New Delhi, January 28
In a major breakthrough that promises to improve yields and quality besides greater drought and disease tolerance of the crop, scientists led by Hyderabad-based ICRISAT have decoded the genome of chickpea or ‘chana’, the highest consumed legume in India.

India is not just the highest consumer but also the largest producer and importer of chickpea. The scientific milestone has now paved the way for the development of high-yielding varieties of chickpea breeders, increasing it from the current 800 kg per hectare to doubling it to a possible 2 tonne per hectare, reducing the country’s dependence on imports, scientists from International Crops Research Institute for the Semi-Arid Tropics (ICRISAT) said, announcing the breakthrough here in Delhi.

About 49 scientists in 10 countries, including the Indian Council of Agriculture Research (ICAR), collaborated in the genome analysis by the International Chickpea Genome Sequencing Consortium (ICGSC).

The genome mapping of a ‘kabuli’ (large-seeded) chickpea variety is in fact an effort by a team of 23 academic institutes, including three Indian research centres.

The discovery of 28,269 genes in 90 genomes can now be exploited to develop grain types with improved traits like yield, drought-resistance, nutrition and even taste. In short, with the genetic knowledge in hand, breeders can also now customise or say “design” the ‘chana’ with the right amount of proteins and fortifying with minerals and iron to make it more nutritious.

According to lead author of the paper, ICRISAT director Rajeeev Varshney, the study will provide access to good genes to speed up breeding and genome regions and also bring the genetic diversity back in breeding lines. Scientists may also look at improving the plant architecture so that they can be harvested mechanically.

Chickpea is the second largest cultivated grain food legume in the world.

According to Varshney, the information will be used by breeders across the world for the development of superior varieties with enhanced drought and disease tolerance. With more than 85 lakh tonnes of annual production, India is the world’s highest producer of chickpea. Even though the area under chickpea increased from 6.45 million hectare in 1992-93 to 8.56 million hectare in 2009-10, the country still imports chickpea to meet the demand.

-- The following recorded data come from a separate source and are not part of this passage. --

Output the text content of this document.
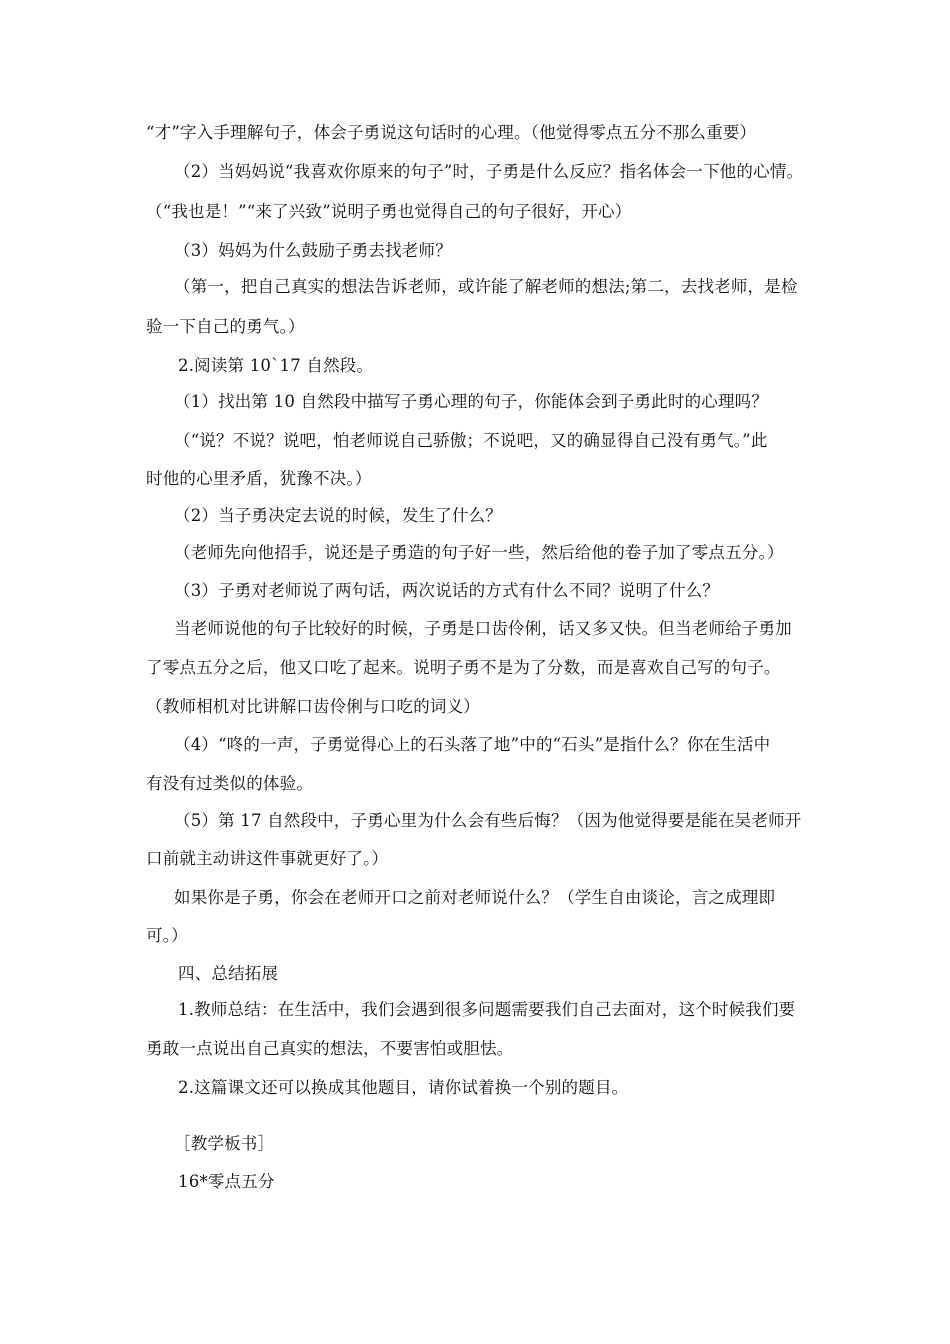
“才”字入手理解句子，体会子勇说这句话时的心理。（他觉得零点五分不那么重要）
（2）当妈妈说“我喜欢你原来的句子”时，子勇是什么反应？指名体会一下他的心情。
（“我也是！”“来了兴致”说明子勇也觉得自己的句子很好，开心）
（3）妈妈为什么鼓励子勇去找老师？
（第一，把自己真实的想法告诉老师，或许能了解老师的想法;第二，去找老师，是检
验一下自己的勇气。）
2.阅读第 10`17 自然段。
（1）找出第 10 自然段中描写子勇心理的句子，你能体会到子勇此时的心理吗？
（“说？不说？说吧，怕老师说自己骄傲；不说吧，又的确显得自己没有勇气。”此
时他的心里矛盾，犹豫不决。）
（2）当子勇决定去说的时候，发生了什么？
（老师先向他招手，说还是子勇造的句子好一些，然后给他的卷子加了零点五分。）
（3）子勇对老师说了两句话，两次说话的方式有什么不同？说明了什么？
当老师说他的句子比较好的时候，子勇是口齿伶俐，话又多又快。但当老师给子勇加
了零点五分之后，他又口吃了起来。说明子勇不是为了分数，而是喜欢自己写的句子。
（教师相机对比讲解口齿伶俐与口吃的词义）
（4）“咚的一声，子勇觉得心上的石头落了地”中的“石头”是指什么？你在生活中
有没有过类似的体验。
（5）第 17 自然段中，子勇心里为什么会有些后悔？（因为他觉得要是能在吴老师开
口前就主动讲这件事就更好了。）
如果你是子勇，你会在老师开口之前对老师说什么？（学生自由谈论，言之成理即
可。）
四、总结拓展
1.教师总结：在生活中，我们会遇到很多问题需要我们自己去面对，这个时候我们要
勇敢一点说出自己真实的想法，不要害怕或胆怯。
2.这篇课文还可以换成其他题目，请你试着换一个别的题目。
［教学板书］
16*零点五分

The map of the structure and functions of the genes will reveal clues on how crop can be improved for sustainable and resilient food production-extremely important for small and marginal farmers in the wake of threat of climate change. In most parts of the world, chickpea is cultivated in semi-arid environments. Its susceptibility to drought and debilitating fungal diseases have restricted yields, which is considerably below the theoretical potential.

The genome sequencing can reduce the time to breed a new variety with market-preferred traits. At the moment it takes eight to 10 years to breed a new chickpea variety which can be reduced to three to four years.

Chickpea (Cicer arietinum) is the world’s second most widely grown legume crop after soybean. According to Varshney, since majority of chickpea production is done in semi-arid tropic regions, the major emphasis will be to improve drought tolerance in chickpea. “We are in process of developing superior lines through molecular breeding,” he said.

This is the second food legume genome sequenced in India after pigeon pea.